Steve Roach's Rest of Life Echoes March CD of the Month
by John Diliberto 02/27/2023
It takes a certain sensibility to create and perform music that moves at a pace that makes glaciers seem like rockets. Patience and a meticulous eye for deeply embedded detail are what’s required, rather than technique and flashy changes. Steve Roach has had that all along and you hear it in music like The Magnificent Void, Stillpoint and Quiet Music. And of course, you hear it in Structures from Silence. You won’t be wrong hearing echoes of that 1984 classic in Roach’s latest album, Rest of Life. Long synth pad chords arc slowly in a grand spectral dance of balletic giants. But right from the start there’s another element, perhaps a bit unsettling. Space echoes murmur at the edges, descending and rising like alien creatures casting luminescent patterns on the opening track, “Sit with Me.” At 7:50, it’s the shortest track and a gateway into the expanse of Rest of Life.
You won’t find any of the analog modular synthesizer wizardry that Roach has been exploring for the last decade. Instead, he returns to his ’80s arsenal including the Oberheim Xpander, Oberheim Ob-X8 and Solina String Synth. This was the sound of Structures. Layered and looping, chords waft through each other, transforming in languid pirouettes.

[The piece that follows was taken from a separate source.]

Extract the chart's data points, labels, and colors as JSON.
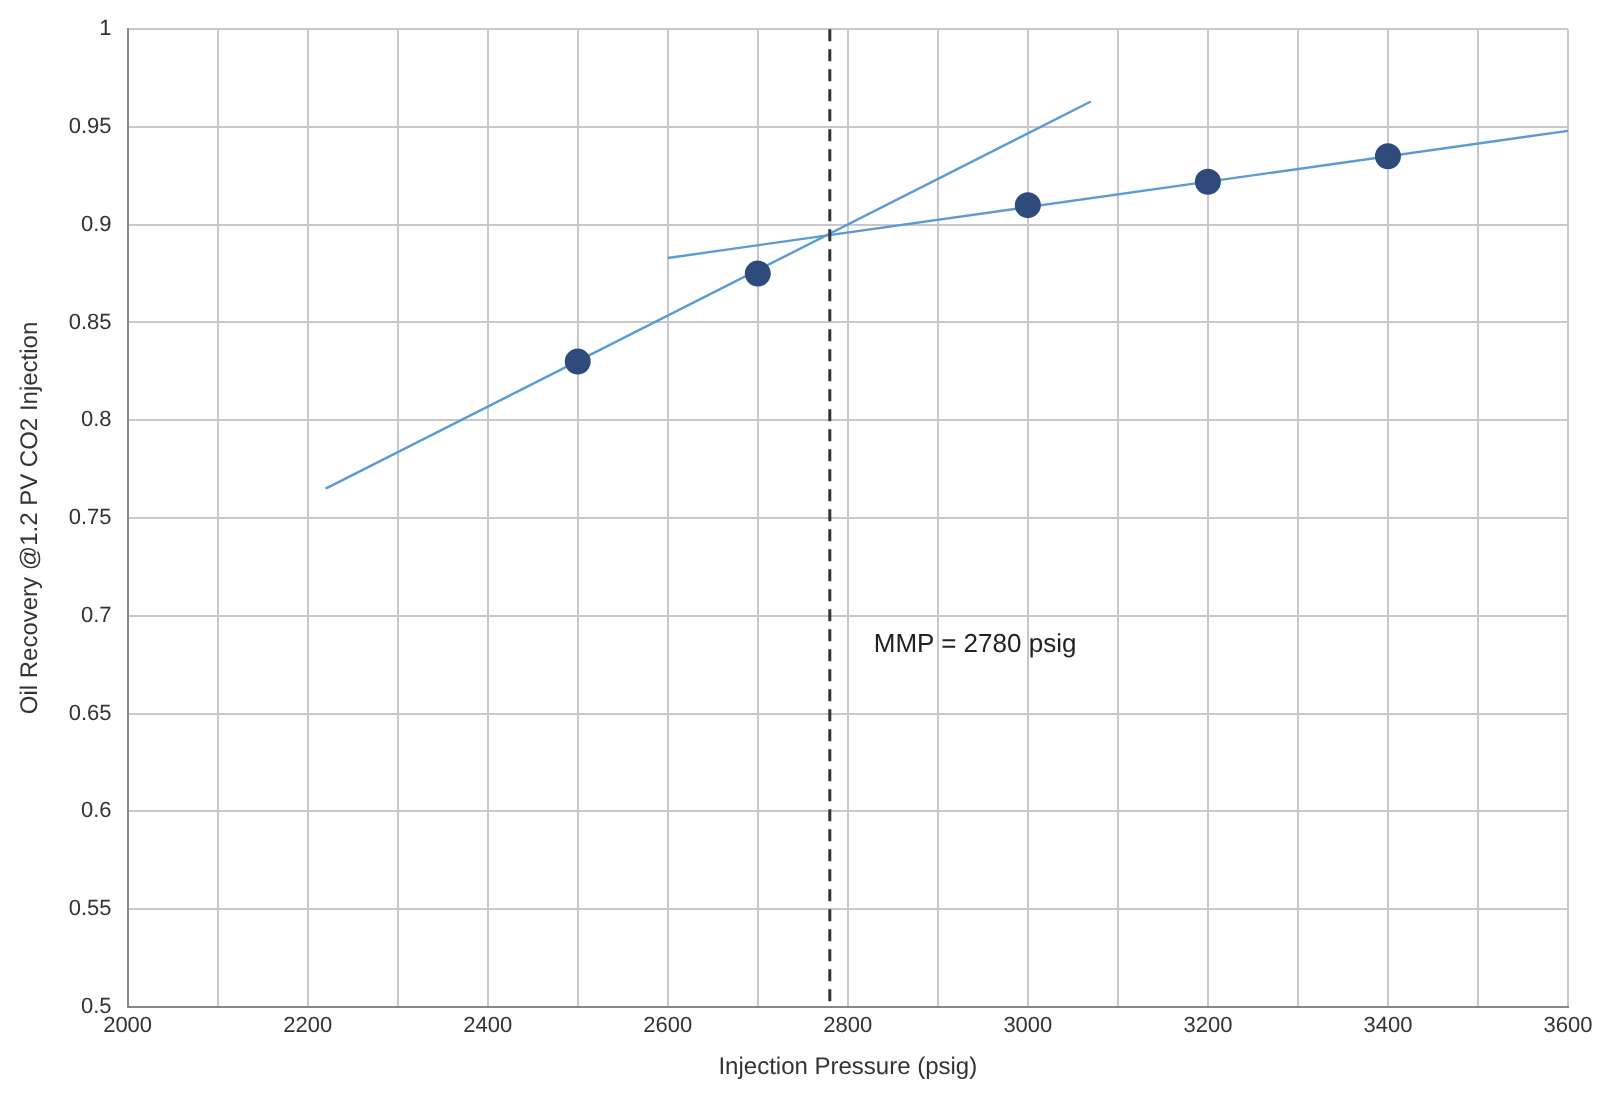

On the title piece, the first long-form track, you feel like you’re gently moving through rooms that are translucent and interlocked, curved catacombs of mysterious hallucinations. This is the music of a dream state or deep psychedelic contemplation. This music exists not on a dance floor scale but on a cosmic swirling-in-slow-motion scale.

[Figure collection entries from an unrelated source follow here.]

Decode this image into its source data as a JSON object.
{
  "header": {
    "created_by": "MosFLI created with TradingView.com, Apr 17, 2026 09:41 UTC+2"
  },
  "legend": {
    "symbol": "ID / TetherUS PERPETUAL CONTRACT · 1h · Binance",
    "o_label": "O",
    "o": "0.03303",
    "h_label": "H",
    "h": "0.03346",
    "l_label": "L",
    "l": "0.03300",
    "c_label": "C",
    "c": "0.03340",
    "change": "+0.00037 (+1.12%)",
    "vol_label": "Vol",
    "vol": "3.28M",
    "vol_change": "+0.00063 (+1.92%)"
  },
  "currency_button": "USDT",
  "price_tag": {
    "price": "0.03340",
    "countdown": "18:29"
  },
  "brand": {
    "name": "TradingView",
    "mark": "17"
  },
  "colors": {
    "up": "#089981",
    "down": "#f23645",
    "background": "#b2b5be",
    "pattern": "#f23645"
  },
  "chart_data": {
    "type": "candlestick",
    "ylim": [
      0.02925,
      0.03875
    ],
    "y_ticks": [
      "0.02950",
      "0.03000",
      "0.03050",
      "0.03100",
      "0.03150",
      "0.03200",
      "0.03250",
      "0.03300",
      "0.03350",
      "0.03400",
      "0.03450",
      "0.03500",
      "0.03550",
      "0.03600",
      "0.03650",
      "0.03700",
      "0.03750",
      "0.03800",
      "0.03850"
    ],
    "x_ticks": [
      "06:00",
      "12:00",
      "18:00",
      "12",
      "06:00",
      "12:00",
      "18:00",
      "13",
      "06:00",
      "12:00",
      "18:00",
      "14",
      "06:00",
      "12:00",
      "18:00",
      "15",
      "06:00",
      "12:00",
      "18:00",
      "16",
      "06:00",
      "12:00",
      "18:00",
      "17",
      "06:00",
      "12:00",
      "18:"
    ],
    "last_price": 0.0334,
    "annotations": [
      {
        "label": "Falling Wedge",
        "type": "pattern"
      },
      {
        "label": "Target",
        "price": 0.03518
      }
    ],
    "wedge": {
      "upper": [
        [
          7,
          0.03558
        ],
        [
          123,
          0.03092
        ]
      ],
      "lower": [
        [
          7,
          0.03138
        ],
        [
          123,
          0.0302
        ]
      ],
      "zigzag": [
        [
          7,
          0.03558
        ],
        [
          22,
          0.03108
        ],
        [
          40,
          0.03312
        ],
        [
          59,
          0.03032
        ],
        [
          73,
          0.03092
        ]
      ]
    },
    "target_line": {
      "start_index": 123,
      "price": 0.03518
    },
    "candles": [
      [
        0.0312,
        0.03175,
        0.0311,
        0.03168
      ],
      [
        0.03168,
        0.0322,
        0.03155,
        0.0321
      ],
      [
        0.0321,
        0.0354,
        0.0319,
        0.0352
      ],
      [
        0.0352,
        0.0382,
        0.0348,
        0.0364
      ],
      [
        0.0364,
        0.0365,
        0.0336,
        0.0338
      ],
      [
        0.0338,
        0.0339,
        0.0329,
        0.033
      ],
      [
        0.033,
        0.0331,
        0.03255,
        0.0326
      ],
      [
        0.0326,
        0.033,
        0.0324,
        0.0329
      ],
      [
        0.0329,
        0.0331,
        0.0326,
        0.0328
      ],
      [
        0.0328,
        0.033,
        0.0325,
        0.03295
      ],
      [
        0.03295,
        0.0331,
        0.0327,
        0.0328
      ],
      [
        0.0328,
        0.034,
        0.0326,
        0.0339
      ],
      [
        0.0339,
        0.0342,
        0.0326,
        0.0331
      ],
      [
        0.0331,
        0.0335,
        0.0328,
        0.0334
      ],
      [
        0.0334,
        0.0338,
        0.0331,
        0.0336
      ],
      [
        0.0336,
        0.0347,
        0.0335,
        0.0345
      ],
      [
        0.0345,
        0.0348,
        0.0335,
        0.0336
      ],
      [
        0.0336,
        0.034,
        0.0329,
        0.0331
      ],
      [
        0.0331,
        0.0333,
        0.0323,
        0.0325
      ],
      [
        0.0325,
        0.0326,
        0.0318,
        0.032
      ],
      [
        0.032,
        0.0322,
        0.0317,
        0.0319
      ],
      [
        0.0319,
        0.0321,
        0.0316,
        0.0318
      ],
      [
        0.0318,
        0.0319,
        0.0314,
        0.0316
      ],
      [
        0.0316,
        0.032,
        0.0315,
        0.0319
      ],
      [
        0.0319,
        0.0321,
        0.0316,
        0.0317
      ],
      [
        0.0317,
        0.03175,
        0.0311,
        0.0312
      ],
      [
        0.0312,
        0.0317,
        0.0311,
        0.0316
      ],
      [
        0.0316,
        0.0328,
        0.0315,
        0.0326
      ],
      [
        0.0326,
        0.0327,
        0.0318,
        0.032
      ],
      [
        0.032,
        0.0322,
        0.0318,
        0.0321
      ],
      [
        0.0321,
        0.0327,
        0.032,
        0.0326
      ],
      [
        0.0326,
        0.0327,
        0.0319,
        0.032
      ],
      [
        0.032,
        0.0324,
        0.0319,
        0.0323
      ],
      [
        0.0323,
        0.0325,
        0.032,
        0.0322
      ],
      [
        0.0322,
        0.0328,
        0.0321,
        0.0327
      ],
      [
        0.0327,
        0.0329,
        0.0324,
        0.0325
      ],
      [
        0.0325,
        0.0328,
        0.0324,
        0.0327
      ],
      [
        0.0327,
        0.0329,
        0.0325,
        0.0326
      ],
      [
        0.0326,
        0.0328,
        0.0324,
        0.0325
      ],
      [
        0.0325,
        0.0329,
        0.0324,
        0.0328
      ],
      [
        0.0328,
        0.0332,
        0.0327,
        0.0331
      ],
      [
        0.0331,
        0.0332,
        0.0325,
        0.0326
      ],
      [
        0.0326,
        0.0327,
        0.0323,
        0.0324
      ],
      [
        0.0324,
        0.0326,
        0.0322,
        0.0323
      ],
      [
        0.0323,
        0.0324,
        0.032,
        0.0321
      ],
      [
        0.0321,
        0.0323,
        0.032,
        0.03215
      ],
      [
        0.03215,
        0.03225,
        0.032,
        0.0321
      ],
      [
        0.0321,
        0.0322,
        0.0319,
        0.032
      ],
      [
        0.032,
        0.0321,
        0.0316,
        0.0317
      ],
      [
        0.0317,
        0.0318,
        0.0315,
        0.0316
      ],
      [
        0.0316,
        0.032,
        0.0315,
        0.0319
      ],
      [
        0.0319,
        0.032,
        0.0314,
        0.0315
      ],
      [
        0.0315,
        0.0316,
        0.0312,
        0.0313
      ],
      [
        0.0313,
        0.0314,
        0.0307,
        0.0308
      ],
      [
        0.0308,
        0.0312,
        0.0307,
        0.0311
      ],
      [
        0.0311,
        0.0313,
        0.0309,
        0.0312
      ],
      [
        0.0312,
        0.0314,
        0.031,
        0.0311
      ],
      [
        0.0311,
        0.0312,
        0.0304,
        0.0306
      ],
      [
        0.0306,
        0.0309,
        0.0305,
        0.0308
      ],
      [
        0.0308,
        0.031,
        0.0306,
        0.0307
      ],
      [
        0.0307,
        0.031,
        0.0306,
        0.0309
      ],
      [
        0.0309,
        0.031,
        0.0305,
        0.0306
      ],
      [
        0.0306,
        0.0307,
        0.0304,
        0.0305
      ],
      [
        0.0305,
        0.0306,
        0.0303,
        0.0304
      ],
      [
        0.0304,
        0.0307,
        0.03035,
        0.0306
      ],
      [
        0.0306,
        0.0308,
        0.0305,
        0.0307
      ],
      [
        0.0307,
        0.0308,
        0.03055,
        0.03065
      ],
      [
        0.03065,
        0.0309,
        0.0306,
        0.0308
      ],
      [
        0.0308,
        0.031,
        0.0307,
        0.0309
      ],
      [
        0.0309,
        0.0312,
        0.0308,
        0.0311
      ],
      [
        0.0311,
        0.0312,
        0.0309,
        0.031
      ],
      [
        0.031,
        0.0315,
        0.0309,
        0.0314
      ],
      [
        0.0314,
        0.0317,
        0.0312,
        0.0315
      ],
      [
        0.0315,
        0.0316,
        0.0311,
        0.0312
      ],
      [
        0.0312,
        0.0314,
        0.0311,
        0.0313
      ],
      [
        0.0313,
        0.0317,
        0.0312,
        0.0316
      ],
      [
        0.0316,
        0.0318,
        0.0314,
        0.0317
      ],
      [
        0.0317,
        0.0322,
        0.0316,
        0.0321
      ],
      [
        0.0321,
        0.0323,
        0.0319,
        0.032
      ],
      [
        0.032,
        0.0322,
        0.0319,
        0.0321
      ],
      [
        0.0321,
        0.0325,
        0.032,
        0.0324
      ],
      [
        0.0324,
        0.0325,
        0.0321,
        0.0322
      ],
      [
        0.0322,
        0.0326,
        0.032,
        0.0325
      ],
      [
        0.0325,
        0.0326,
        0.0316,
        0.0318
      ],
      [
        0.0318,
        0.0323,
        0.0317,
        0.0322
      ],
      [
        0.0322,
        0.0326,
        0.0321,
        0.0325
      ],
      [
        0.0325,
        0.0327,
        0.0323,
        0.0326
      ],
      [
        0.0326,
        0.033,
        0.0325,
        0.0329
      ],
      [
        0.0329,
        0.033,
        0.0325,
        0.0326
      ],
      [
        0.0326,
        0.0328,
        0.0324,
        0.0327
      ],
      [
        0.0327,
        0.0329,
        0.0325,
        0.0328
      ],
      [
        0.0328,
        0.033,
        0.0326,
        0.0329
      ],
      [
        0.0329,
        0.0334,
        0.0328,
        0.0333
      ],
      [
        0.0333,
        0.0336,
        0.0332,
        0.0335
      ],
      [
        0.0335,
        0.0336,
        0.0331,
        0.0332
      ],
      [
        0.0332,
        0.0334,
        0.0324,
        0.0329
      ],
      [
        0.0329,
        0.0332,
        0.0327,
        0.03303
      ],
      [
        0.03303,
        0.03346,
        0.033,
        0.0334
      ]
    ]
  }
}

Floating through the slow, breath-like gasps of “Softly Spoken, Deeply Heard,” I imagined this is what the universe sounds and feels like to the Space Guild Navigators of Dune, threading their way through folded space, connecting galaxies.
“Stream of Forever” is the most active piece on the album, which isn’t saying much in terms of activity. It has the faintest of pulses and a return of that descending-ascending gurgle in track one. Stealthily, a gentle, ping-ponging melody emerges, carrying you through its 16-minute duration.
The second disc of the album is taken up by “The Knowing Place.” It’s a single, hour-long track, which is why it has its own disc. While much of the first disc uses a similar timbral palette on every song, “The Knowing Place” goes into a deeper, darker sound, moving in deep bass and string tones. Bathed in reverb and processing, you might think the strings are electronic, but , it’s actually Roach’s wife, Linda Kohanov. She’s been taking some time out of the saddle of her horses and been sitting down with her electric-viola. Using a Boomerang looper, she layers sensuous lines into repeating cycle, often transposing down into the cello range, giving “The Knowing Place” a shrouded undertow.
This is a darker, more melancholy track than the other disc. About 36-minutes in, it morphs into a swirling pool of glissando sounds cascading down from liquid dark skies. No sooner are you awash in it all, that a long, deep synth chord wipes it away almost to silence. But now there are still 21-minutes to go, as the track slowly dissipates with stretched chord sequences, again, echoing Structures from Silence.
You don’t listen to a Steve Roach album like this as much as immerse yourself in its undulating, organic manipulations. You could take Rest of Life as a drifty ambient soundscape or you could dig deeper into it’s layers and slow evolution while also casting your eyes out further into its epic expanse.